Addressing every trouble spot as best I can, I’m free to enjoy my life and leave the rest to God (on time) in this, our valley.

Friday, November 1, 2019

Halloween Cometh



You can’t come back to a home unless it was a home you went away from. Carl Sandburg


I looked out the window and saw the lighted pumpkin jack-o-lantern on the porch across the street. It is a very nice decoration; it is perfect in every way.

That’s because it’s store-bought, and before you think I’m poking fun at it or the neighbors, be assured I am not. It is quite tasteful and exquisite. I just found myself reminiscing as I stared at it across the way of how much life has changed over the past number of decades.

You’ll be reading this on or about Halloween and, I must confess, that is and always has been amongst my favorite holidays of the year. It isn’t just the treats (although my sweet-tooth has never been sweeter than it is now) or the costumed hooligans running wild on their sugar-highs, but the complete lack of expectations the day holds.

Families don’t gather to feast, watch football, and argue politics. Banks and government offices remain open for business, and we pop in to do what needs doing without fretting over people “missing out” on the holidays. Kids of all ages go door to door begging (and playfully threatening mayhem) and we feign surprise, delight, or fear as we dole out the store-bought treats (because what you could catch if you ate from many of our home kitchens is truly frightful!).

The kids stroll around, many in store-bought costumes (and I’m not putting that down), but it causes me to stop and wonder: are families so strapped for time they can’t make their own costumes? If they are, that is a sad state of affairs.

Looking through old family photos I hadn’t seen in years (after my Dad’s passing), I saw the picture of my brother in his steel-gray robot costume, fashioned out of cardboard boxes cut and spray painted and hung together with duct tape. I was dressed as a swash-buckling pirate; my dad’s hat pinned into a tri-corner pirate’s hat, and my sister’s white blouse with ruffles down the front helped me look ever-so-much like Errol Flynn or Tyrone Power. The grease-painted beard helped a lot! My sisters were a fairy godmother and a royal princess (Cinderella, perhaps).

When our own kids were growing up, we made every effort to craft costumes at home, but I know there was some transitioning to store-bought options. Our daughter loved being a pumpkin and, frankly, trying to craft a pumpkin or jack-o-lantern by hand wasn’t in our household skill-set.

Still, it was fun putting costumes together and then, at dark, walking the neighborhood with our kids and listening to the shouts of glee and terror; we had one neighbor who loved sitting still on his front porch, dressed as a scare-crow, and suddenly jumping to his feet at just the last moment putting both kids and parents into immediate cardiac arrest!

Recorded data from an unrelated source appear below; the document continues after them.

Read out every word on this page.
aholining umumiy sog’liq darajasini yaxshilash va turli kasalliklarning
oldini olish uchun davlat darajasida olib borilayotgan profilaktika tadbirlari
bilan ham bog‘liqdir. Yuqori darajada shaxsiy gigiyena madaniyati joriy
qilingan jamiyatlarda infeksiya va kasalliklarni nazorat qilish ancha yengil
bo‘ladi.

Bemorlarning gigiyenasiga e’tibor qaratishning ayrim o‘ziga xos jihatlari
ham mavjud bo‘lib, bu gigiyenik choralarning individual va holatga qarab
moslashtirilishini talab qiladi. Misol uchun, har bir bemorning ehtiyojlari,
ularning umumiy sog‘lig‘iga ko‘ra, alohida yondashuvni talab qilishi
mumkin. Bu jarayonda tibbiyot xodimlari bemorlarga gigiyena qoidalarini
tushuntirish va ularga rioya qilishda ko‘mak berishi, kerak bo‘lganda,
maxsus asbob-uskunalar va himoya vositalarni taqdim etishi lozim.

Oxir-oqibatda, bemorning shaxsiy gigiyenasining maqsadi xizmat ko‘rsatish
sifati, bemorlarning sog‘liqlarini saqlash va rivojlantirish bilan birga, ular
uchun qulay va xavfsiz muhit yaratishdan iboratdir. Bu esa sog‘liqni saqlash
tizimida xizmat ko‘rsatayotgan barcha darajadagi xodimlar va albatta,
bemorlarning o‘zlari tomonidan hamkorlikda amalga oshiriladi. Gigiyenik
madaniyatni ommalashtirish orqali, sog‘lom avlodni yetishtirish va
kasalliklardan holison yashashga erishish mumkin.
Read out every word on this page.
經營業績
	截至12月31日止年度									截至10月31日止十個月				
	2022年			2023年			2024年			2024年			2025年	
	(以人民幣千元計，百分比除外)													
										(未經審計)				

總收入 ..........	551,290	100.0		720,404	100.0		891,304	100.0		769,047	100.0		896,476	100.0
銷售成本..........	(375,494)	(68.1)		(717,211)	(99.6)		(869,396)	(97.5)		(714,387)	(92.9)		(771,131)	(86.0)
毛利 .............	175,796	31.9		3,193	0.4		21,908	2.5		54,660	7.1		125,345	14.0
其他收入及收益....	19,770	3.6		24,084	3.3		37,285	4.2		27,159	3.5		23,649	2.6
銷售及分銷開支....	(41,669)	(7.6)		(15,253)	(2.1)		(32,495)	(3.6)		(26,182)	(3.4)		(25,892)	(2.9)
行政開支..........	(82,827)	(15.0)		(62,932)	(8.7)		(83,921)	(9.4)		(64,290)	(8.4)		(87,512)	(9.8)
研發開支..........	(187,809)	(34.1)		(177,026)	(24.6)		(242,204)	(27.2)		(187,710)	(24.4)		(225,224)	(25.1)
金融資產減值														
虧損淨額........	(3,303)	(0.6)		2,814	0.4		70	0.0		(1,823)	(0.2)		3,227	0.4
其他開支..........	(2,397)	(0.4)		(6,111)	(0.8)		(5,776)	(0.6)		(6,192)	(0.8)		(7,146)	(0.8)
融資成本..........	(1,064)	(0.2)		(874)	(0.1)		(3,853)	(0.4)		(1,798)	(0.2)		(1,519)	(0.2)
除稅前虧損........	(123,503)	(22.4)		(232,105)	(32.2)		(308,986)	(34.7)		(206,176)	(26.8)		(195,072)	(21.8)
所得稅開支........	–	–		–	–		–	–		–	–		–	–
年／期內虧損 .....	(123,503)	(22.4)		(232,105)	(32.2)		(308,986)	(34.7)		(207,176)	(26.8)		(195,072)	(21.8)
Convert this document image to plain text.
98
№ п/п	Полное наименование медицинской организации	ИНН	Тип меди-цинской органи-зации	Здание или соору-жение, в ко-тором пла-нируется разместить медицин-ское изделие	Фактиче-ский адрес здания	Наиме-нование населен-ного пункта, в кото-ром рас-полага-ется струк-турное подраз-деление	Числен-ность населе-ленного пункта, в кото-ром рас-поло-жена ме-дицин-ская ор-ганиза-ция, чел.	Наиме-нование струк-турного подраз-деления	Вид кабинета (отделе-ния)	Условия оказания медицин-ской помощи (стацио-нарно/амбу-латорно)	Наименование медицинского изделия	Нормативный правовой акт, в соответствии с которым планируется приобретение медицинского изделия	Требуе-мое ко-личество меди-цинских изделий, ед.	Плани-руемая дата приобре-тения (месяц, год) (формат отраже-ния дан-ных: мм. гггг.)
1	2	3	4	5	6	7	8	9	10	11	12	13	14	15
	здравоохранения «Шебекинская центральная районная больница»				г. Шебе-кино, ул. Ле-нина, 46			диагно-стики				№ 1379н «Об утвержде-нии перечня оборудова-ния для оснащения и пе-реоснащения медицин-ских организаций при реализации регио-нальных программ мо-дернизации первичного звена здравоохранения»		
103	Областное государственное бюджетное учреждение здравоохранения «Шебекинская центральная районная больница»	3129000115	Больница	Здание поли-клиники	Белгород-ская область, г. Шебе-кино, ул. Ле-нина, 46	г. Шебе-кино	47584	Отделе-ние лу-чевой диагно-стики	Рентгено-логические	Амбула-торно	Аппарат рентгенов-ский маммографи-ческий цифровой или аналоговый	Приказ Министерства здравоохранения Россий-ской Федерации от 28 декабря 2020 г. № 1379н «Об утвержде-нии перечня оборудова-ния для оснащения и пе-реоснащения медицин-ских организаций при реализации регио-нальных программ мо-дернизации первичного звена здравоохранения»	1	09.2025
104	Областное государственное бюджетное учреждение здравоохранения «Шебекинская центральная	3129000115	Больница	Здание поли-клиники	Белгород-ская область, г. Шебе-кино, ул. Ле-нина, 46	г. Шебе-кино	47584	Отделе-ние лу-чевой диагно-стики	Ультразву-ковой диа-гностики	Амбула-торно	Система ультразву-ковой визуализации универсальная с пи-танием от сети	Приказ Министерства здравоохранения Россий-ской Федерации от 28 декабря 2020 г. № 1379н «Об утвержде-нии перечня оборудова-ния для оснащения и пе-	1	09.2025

Sadly, Halloween seems to be going the way of all good things. It is still a week away as I write this, and schmaltzy Christmas movies have begun their run on the cable channels. Big box stores have had their Christmas displays up for a month (at least), and the news is “reporting” that Christmas specials and sales have begun and warning consumers that if they don’t grab their stuff now, it may be (gasp) too late, later!!!

Those things are outside my control, of course. One cannot direct the rising of the sun or hold back the tides or return the world’s ills and pestilences to Pandora and her infamous Box. No amount of weeping or wailing will restore the world to a golden age which (if we’re completely honest) never truly existed in the first place.

What we CAN do, however, is carve out space and time in our lives to remember the past with thanksgiving, and see how it might shape us here and now, today. The candy, costumes, and decorations are nothing more than props and set-pieces. What counts is taking time with those we love and crafting stories we’ll tell for tomorrow.

The pumpkin across the street is made of plastic, of course, but the memories it stirs are real. The ghosts and goblins contain the hearts of children, so I’ll embrace them forever in this, our cobwebbed valley.